Lorsqu'un épargnant décède, plusieurs questions se posent, notamment concernant son plan d'épargne logement (PEL). Si le titulaire a cessé d'alimenter son PEL, que se passe-t-il alors ? Voici ce qu'il convient de savoir.
Reprendre un PEL non arrivé à échéance
Si le PEL est encore actif au moment du décès (c'est-à-dire qu'il n'a pas atteint sa durée maximale de dix ans), l'héritier peut potentiellement l'assumer. Cela implique de verser un minimum de 540 € par an. Cette option peut s'avérer intéressante dans certains cas, surtout si le PEL continue à générer des intérêts.
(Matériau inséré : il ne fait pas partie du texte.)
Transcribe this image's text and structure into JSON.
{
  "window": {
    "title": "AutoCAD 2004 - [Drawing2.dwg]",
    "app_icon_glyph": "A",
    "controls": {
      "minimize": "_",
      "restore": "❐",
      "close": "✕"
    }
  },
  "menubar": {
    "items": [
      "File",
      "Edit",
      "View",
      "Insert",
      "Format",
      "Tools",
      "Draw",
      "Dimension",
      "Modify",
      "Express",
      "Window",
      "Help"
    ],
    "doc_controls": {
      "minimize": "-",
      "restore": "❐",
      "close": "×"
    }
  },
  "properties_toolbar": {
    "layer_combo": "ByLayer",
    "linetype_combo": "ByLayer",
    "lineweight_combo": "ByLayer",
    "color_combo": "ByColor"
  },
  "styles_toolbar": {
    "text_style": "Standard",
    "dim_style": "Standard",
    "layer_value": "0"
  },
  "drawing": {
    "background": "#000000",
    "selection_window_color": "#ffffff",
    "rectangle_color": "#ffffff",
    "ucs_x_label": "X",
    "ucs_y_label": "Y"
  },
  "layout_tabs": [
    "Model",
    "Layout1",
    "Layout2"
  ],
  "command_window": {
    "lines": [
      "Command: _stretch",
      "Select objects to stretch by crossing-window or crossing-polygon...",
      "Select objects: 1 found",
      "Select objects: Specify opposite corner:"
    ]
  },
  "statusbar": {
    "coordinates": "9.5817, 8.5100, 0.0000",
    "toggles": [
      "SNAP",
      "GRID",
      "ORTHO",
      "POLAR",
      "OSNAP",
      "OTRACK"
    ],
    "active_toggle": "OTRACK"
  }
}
Clôture d'un PEL à échéance ou sans versements
En revanche, si le PEL est arrivé à échéance ou si le titulaire n’a pas respecté les versements annuels, la banque est dans l’obligation de clôturer le compte. Les fonds sont ensuite versés au notaire, qui les intègre à la succession. Cela se base sur des dispositions du Code de la construction et de l'habitation, en particulier les articles R 315-27 et R 315-31.
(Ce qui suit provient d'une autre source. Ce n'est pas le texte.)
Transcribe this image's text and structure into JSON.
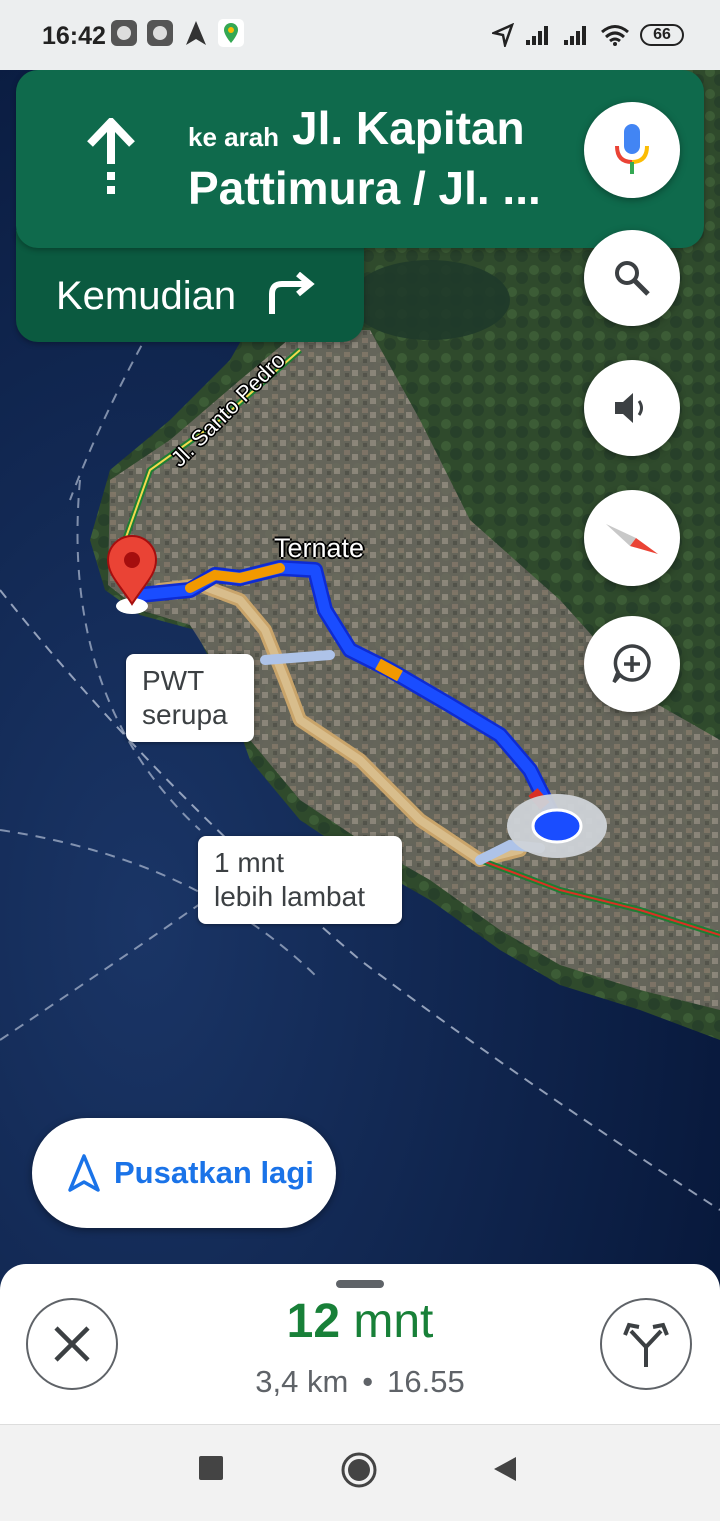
{
  "status_bar": {
    "time": "16:42",
    "battery": "66",
    "left_icons": [
      "notification-icon",
      "notification-icon",
      "navigation-arrow-icon",
      "maps-icon"
    ],
    "right_icons": [
      "location-icon",
      "signal-icon",
      "signal-icon",
      "wifi-icon",
      "battery-icon"
    ]
  },
  "banner": {
    "prefix": "ke arah",
    "street": "Jl. Kapitan Pattimura / Jl. ...",
    "icon": "straight-arrow-icon",
    "color": "#0f6a4c"
  },
  "next_step": {
    "label": "Kemudian",
    "icon": "turn-right-icon"
  },
  "map_labels": {
    "street": "Jl. Santo Pedro",
    "city": "Ternate",
    "alt_route_1": {
      "line1": "PWT",
      "line2": "serupa"
    },
    "alt_route_2": {
      "line1": "1 mnt",
      "line2": "lebih lambat"
    }
  },
  "side_buttons": [
    "microphone-icon",
    "search-icon",
    "volume-icon",
    "compass-icon",
    "add-report-icon"
  ],
  "recenter": {
    "label": "Pusatkan lagi",
    "icon": "navigation-arrow-icon"
  },
  "trip": {
    "eta_value": "12",
    "eta_unit": "mnt",
    "distance": "3,4 km",
    "separator": "•",
    "arrival": "16.55",
    "color": "#188038"
  },
  "nav_bar": [
    "recents-icon",
    "home-icon",
    "back-icon"
  ],
  "colors": {
    "route_primary": "#1a4dff",
    "route_traffic": "#f29900",
    "route_alt": "#d2b48c",
    "accent": "#1a73e8"
  }
}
Considérations importantes
Il est crucial de consulter un professionnel pour obtenir des conseils adaptés à votre situation personnelle. Les informations fournies ici ont un caractère indicatif et ne remplacent pas un avis juridique. Après le décès d'un proche, d'autres démarches peuvent également être nécessaires, comme la gestion des comptes bancaires et des réseaux sociaux.